Тут же его взгляд зацепился за стоявшего неподалёку жандарма, который едва заметил его появление. Марк сразу понял, что его присутствие на пароходе могло вызвать вопросы. Он нервно усмехнулся, пытаясь сгладить внутреннее напряжение, и незаметно поправил галстук-бабочку, словно этот жест мог внести в его образ больше спокойствия и уверенности.

Не теряя самообладания, он сцепил руки за спиной и, стараясь не выдать своего беспокойства, медленно пошёл вперёд, направляясь к носу парохода. Каждый его шаг был размеренным, как у человека, который не спешит и не имеет повода для волнений. Но внутренне он ощущал, как нарастающее напряжение от взглядов жандарма преследует его. Тот стоял неподвижно, не отводя глаз, и казалось, что его пронзительный взгляд пронизывал Марка насквозь.

Шаг за шагом Марк приближался к носу судна, чувствуя, как с каждым мгновением ему всё сложнее сохранять уверенность. Он ускорил шаг, но так, чтобы это не бросалось в глаза, продолжая двигаться с той самой спокойной, обманчивой уверенности, которая, по его мнению, могла бы заставить жандарма поверить, что он имеет полное право находиться здесь. Но при этом мысли Марка были не о том, как спокойно он выглядит, а о том, что любая неосторожность может выдать его, а на борту парохода любой шаг, любая ошибка могла обернуться фатальной.
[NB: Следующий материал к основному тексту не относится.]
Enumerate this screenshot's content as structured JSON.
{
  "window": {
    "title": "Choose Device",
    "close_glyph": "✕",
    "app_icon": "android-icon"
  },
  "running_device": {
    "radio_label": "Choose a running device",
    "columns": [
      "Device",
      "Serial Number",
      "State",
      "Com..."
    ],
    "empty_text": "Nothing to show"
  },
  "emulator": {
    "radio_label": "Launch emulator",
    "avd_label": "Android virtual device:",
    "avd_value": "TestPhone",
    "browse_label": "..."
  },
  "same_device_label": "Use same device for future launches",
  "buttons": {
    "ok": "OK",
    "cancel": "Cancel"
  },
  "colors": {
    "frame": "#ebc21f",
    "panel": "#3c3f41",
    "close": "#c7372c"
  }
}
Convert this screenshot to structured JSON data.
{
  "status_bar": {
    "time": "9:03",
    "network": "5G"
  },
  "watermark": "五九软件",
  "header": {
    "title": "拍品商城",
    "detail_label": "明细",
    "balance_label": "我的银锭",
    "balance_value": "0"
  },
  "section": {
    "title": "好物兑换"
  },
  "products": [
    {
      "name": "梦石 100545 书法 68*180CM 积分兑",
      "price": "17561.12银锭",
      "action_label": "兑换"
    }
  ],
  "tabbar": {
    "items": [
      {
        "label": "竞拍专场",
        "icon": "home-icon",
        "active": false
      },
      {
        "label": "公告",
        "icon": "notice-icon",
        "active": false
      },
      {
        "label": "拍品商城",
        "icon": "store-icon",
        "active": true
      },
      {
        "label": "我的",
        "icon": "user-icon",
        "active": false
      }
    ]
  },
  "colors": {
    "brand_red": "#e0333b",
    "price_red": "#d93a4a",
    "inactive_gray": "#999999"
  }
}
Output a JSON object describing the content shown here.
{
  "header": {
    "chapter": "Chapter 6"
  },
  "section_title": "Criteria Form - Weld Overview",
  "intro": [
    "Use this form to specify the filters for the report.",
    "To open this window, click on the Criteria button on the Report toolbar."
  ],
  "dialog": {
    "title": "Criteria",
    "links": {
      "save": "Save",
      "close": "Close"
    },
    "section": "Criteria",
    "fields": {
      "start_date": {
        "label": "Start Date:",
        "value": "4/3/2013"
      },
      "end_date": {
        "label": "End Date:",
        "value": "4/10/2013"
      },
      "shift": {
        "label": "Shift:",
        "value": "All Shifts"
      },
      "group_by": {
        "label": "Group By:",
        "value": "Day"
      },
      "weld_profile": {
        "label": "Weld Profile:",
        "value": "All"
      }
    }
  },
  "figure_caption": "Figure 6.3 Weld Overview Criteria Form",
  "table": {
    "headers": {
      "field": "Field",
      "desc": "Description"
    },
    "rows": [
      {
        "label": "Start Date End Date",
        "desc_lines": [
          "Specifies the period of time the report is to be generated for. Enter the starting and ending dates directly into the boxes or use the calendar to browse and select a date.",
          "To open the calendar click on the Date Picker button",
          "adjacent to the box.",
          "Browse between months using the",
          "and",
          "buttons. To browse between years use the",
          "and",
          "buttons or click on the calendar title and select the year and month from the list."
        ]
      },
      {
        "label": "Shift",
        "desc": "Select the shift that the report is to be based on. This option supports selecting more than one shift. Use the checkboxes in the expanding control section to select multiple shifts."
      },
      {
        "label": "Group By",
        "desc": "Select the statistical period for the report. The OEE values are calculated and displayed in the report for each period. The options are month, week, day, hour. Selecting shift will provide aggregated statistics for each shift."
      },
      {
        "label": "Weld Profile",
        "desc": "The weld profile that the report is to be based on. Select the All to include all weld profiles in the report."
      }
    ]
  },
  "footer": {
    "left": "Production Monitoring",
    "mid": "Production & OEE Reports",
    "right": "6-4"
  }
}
Когда Марк, наконец, остановился на носу парохода, его взгляд автоматически устремился в даль, где вдоль берега Кембриджа тянулись очертания города, уже погружавшегося в вечерний свет. В этой тишине, словно пленённой лёгким ветерком, что пронзал пароход, ему вдруг стало странно. Словно каждый звук был в ожидании, как если бы на палубе затаился кто-то, кого он ещё не видел. И вот, его глаза наткнулись на кресло, стоящее у борта. На нём сидел старик — человек явно из иной породы, аристократ, что не оставлял сомнений в манжетах, которые, несмотря на свою изношенность, всё же выдали его принадлежность к высшему слою общества. Он неподвижно сидел, почти сливаясь с мягким светом, падающим на палубу, поглощая последние лучи дня.

Марк заметил, как кресло слегка покачивалось, а старик, сдерживая дыхание, казалось, наслаждался моментом, вглядываясь куда-то вдаль. Не в его привычках было теряться в раздумьях, но увидев такую картину, он почувствовал странное ощущение тревоги, которая словно накрыла его. Покой старика контрастировал с внутренним напряжением Марка.

Марк не сразу заметил, как усталость настигла его, но, так или иначе, это стало причиной, чтобы отвлечься и поддаться какому-то поверхностному любопытству. Он выдохнул, почувствовав, как напряжение немного уходит, и, сдерживая внезапно нахлынувшую усталость, решил затеять разговор, хотя и не ожидал серьёзного ответа. Взгляд его был направлен в ту же даль, что и у старика, и голос звучал ровно, даже с лёгким оттенком любопытства, под которым скрывался какой-то вызов.

— Не грустно ли вам покидать славный город Кембридж? — спросил он, будто бросая вызов самому себе и одновременно стараясь отвлечься от тревожных мыслей, которые не покидали его.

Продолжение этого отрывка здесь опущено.